站在门口的王起连忙上前来解释:“阁主, 小公子他……”
“茵茵呢?”
话说到一半被打断,王起偷偷望了望宁扶清的脸色,忧心道:“姑娘在屋子里呢……”
“知道了。”他点点头就要往屋子里去,却被王起伸手拦下,“阁主, 您不能进去。”
他皱了皱眉, “为何?”
“小公子的病症, 看起来非同寻常,属下担心这病会传染给您……”
步子一顿,他眼睛还看着屋子的方向, “杜白呢?”
“属下正要跟您禀报这件事,”王起舔了一下唇,内心忐忑,“半个时辰前,周先生与杜白一起离开了华阳阁,因他们是姑娘的人,我也不好阻拦。今夜又是您和姑娘的……故而没能及时禀报。”
空气里弥漫着可怕的安静,宁扶清手背上青筋凸起,俨然已是气极。
王起的头埋得愈发低,正等着他大发雷霆,却听他只是淡淡道了三个字:“追回来。”
走了两步,他又补充道:“周冶回不回来我不关心,但杜白一定要回来。”
“是。”王起长舒一口气,“属下早派人一路跟着,这便去将杜大夫请回来。”
宁扶清没有再搭理他,冷着脸几步走到门口推门进去。
王起本想阻止,却也晓得自己阻止不了,只得迅速派人去叫杜白。
天色已微明,周冶与杜白尚走得不远,也晓得他们身后跟着华阳阁的尾巴,但周冶并不在意。他心中明白,即便明日沈如茵晓得自己离开,也必定不会让人将自己再叫回去。
以她的性子,必定心中很是愧疚,不会再干预自己的行踪。
杜白看见周冶晦暗的神情,忍了忍还是不禁问道:“先生这般不告而别,就不担心姑娘难过么?”

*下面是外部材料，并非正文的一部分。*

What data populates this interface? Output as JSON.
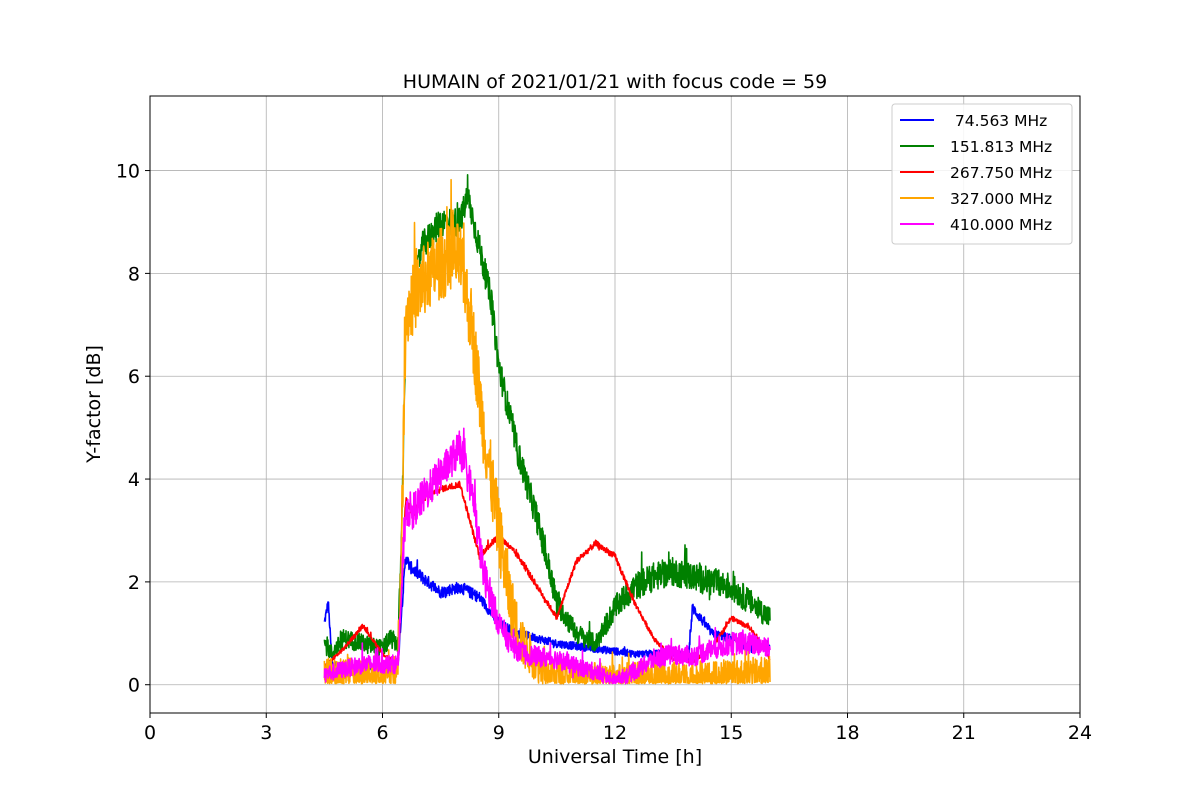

“人生本就是不断经历生离死别,我迟早须得离开。”他垂首看着手中木簪,那是她及笄之日他所赠的,前几日无意间在她房中瞧见,临走时便去拿了回来。
木簪已被磨得十分圆润,一看便知她戴了许久。
周冶手指缓缓摩挲着簪头纹路,最终将它紧紧攥在掌心,轻笑一声道:“叫我如何面对今日之后的她。”
杜白不大能理解他的行为,不由疑惑道:“若您当真放不下,却为何从不争取?”
“许多事,并非争取便有结果。更何况……”他将木簪收进怀中,瞥向杜白手中的几个小药瓶,低声喃喃,“何必拖累。”
杜白微微一怔,亦低头看着手中药瓶,思索片刻,忽然意识到什么,连忙将药瓶收进包袱,拢着包袱抱在胸前,牵强笑道:“先生不必担心,有区区在,必能让先生活得长久。”
“我此生仅有一憾,那便是未能寻到佘先生。”他顿了顿,“不过想来也是寻不到了,既然如此,便是长久也无谓。”